Petitioner, after his release from prison, still had to serve a court-imposed term of PRS. It is clear in the case at bar that Judge Brown’s express intent was to sentence petitioner to a term of PRS. The court has a right to correct its sentencing to conform properly to the statute. (See People v Minaya, 54 NY2d 360 [1981].) In any event, the temporal limitation on the court’s ability to resentence a defendant does not arise as in Williams (14 NY3d at 217).

People v Williams (14 NY3d 198 [2010]) bars an upward modification of a sentence after a defendant has been released *940from his determinate sentence. Here, this court resentenced petitioner to a reduced term of PRS, which imposed no additional punishment.
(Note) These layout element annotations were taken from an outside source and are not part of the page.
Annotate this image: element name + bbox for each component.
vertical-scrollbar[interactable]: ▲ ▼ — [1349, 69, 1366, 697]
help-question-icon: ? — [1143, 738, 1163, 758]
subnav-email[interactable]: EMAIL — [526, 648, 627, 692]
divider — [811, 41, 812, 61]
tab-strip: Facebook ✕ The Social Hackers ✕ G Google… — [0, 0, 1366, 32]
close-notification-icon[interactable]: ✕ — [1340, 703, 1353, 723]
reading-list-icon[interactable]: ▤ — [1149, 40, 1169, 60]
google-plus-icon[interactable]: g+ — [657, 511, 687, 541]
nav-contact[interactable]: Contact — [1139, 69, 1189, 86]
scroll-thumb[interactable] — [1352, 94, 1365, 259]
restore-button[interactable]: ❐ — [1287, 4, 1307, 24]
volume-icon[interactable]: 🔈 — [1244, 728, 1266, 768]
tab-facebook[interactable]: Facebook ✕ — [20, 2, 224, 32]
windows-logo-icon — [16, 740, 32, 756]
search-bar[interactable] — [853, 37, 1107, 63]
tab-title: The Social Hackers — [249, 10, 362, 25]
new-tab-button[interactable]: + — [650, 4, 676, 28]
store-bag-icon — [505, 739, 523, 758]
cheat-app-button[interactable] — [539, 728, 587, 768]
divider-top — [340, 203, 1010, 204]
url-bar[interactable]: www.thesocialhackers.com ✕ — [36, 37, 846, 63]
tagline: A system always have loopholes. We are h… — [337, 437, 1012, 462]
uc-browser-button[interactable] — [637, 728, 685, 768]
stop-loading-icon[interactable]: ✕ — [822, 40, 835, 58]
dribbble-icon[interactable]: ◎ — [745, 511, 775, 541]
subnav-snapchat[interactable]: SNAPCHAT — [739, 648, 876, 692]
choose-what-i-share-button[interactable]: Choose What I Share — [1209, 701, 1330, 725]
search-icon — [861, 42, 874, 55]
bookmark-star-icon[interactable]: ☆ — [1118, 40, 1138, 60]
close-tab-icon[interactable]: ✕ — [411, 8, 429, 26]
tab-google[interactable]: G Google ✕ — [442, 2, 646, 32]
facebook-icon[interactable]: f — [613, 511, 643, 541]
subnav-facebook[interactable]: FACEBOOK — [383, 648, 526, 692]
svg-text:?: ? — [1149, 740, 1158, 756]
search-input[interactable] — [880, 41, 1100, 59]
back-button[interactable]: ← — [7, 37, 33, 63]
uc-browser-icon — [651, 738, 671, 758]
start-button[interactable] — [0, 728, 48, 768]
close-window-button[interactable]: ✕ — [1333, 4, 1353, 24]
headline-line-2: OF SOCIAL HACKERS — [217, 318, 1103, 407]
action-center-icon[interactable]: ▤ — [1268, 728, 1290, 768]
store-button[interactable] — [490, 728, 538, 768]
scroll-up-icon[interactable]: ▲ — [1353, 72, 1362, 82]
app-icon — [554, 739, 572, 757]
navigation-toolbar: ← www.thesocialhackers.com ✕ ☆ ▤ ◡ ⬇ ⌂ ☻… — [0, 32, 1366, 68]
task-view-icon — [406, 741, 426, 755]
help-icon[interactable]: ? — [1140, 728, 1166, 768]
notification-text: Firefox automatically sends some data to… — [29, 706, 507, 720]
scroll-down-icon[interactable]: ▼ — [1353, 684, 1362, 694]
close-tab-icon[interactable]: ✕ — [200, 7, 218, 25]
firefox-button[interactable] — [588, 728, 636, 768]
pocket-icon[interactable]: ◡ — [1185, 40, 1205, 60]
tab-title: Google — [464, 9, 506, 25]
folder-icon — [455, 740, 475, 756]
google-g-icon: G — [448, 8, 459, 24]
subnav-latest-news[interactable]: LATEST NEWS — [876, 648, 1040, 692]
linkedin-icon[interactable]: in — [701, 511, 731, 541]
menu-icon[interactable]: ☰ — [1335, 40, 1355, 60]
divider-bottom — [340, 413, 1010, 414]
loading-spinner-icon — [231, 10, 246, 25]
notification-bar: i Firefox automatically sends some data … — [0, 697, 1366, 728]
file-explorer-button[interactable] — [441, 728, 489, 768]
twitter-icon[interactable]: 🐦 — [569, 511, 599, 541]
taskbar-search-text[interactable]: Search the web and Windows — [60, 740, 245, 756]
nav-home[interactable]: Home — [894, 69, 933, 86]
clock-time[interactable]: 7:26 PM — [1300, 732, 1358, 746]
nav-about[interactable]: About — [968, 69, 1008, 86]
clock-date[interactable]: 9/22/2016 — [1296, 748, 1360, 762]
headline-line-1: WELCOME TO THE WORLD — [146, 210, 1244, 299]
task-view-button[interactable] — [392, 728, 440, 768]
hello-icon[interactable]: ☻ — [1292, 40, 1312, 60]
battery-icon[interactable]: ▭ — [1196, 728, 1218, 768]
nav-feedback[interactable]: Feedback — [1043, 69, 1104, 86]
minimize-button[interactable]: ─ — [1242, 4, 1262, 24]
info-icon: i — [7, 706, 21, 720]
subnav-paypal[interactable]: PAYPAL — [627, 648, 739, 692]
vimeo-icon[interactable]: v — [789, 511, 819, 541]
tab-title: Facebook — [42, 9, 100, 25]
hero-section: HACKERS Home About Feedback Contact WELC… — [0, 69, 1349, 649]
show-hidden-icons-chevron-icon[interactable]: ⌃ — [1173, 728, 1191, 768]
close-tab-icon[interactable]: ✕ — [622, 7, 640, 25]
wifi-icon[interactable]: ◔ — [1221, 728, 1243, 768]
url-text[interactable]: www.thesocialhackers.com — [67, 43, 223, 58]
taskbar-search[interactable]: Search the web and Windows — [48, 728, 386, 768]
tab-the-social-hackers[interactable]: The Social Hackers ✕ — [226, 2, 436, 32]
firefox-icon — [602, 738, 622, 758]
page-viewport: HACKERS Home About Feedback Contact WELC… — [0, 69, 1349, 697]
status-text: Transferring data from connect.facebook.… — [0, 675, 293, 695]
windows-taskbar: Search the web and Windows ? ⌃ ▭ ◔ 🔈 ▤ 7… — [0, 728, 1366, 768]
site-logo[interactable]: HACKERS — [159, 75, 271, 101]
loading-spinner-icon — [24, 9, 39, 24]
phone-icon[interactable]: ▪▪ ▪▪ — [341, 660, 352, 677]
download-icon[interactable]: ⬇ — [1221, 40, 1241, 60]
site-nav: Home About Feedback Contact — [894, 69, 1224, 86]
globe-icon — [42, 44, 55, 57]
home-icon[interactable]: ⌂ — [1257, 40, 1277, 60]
Therefore, the resentencing did not violate petitioner’s double jeopardy or due process rights. (See People v Acevedo, 75 AD3d 255 [1st Dept 2010].)

Conclusion

The court finds that People v Williams (14 NY3d 198 [2010]) does not apply to the instant case. Accordingly, the petition is denied in its entirety.

. At the time of resentencing by this court in November 2009, Williams had not yet been decided.

. While “a court’s authority to correct its own errors at resentencing is not subject to the one-year time limit,” the People are still held to such a limitation. (People v Sparber, 10 NY3d 457, 471 n 6 [2008].)